According to Hake, Cg1 encodes a miRNA called miR-156 known to target transcription factors involved in, among other things, leaf development and plant architecture. Research has shown that miR-156 is highly expressed in maize during its juvenile phase of development, and then gradually disappears as the plant matures.

As described in a 2011 paper in the Proceedings of the National Academy of Sciences, Hake and colleagues introduced Cg1 into switchgrass. Doing so promoted juvenile traits in the plant, particularly the leaves, and made its tissue easier to saccharify. Further, the modified switchgrass yielded more sugar than its wild-type counterpart.

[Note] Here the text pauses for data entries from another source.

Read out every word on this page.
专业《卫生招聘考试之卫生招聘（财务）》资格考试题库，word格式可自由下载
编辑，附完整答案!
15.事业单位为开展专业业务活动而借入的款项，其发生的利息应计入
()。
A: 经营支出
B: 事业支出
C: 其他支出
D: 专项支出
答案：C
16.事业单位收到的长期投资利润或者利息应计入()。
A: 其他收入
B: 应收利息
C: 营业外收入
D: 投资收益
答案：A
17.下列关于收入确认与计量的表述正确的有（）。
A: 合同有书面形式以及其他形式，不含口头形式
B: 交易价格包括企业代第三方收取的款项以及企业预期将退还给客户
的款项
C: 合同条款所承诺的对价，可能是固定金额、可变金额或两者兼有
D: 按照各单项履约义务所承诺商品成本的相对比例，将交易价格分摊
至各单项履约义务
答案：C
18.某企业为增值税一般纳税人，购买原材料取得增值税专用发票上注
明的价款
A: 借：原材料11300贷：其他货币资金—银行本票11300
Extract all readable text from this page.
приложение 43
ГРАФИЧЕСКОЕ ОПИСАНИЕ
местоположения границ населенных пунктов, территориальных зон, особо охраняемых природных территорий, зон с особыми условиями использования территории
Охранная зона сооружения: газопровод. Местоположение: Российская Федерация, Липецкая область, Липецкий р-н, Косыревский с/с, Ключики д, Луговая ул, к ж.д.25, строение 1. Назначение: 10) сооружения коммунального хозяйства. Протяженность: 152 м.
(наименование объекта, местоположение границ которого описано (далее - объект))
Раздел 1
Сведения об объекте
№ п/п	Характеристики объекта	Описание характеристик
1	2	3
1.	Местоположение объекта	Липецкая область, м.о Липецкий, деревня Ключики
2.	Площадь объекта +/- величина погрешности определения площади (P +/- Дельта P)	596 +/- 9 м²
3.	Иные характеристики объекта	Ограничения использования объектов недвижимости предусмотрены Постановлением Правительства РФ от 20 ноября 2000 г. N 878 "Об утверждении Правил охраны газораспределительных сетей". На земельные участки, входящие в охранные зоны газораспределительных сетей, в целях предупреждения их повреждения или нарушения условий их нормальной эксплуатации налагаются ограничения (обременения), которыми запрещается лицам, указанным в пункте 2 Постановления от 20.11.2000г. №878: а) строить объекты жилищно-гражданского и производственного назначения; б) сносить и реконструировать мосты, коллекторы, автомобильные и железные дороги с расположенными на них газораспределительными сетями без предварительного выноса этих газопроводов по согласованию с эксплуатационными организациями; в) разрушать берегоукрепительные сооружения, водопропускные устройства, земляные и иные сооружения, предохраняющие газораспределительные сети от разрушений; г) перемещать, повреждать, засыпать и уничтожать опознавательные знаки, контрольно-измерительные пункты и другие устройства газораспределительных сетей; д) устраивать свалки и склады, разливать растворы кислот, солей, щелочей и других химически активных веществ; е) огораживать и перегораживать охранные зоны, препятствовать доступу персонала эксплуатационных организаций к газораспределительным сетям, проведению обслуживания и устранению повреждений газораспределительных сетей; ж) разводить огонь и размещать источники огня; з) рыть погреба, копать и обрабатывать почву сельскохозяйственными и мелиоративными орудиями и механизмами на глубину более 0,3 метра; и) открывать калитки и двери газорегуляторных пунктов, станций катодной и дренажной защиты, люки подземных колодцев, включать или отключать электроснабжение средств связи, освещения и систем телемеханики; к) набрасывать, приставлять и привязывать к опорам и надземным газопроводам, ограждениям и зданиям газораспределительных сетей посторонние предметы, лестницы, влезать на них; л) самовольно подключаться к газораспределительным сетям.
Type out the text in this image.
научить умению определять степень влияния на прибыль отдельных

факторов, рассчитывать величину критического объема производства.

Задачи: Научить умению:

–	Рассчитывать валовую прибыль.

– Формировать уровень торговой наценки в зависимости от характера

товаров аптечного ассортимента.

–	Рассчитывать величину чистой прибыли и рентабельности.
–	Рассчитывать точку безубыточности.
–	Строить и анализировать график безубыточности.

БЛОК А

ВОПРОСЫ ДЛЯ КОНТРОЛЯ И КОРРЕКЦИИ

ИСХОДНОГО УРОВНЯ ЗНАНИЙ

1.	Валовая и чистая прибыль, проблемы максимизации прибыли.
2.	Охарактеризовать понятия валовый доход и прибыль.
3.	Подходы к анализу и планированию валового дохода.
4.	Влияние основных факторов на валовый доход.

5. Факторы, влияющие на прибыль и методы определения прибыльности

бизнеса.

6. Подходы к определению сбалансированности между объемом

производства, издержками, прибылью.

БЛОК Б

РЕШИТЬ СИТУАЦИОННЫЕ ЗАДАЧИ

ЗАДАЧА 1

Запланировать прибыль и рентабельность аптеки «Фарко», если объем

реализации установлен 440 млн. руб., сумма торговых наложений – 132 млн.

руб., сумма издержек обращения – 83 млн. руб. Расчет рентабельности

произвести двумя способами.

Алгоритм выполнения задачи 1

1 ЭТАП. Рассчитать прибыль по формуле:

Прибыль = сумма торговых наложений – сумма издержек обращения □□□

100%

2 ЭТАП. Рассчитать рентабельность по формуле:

Still, Cg1 expression had some negative effects, with transgenic plants failing to develop as robust a root system as normal ones, Hake told GenomeWeb this week. As a result, she and her collaborators set out to find a way to limit the effects of Cg1 expression to switchgrass leaves.

As part of a USDA Agricultural Research Service project, Hake is currently developing tissue-specific promoters for miR-156 with the goal of being able to induce miR-156 expression only in switchgrass leaves. This project is set to wrap up this summer.

Meanwhile, Hake and her team are also experimenting with overexpressing miR-156 in other grasses, in part to better understand the miRNA's full spectrum of effects. "Is there a universal response by grasses to this microRNA … or do different grasses respond differently?" she said. "We can say right now, of the six grasses we tried, they all have a pretty common suite of responses."

One response to the miRNA that has only been observed in switchgrass, however, was an absence of flowering. Should this be replicated in other grasses not yet tested, Hake said there might be an opportunity to develop a non-flowering turf that can be used, for instance, on lawns or playing fields where plant growth regulators are currently used.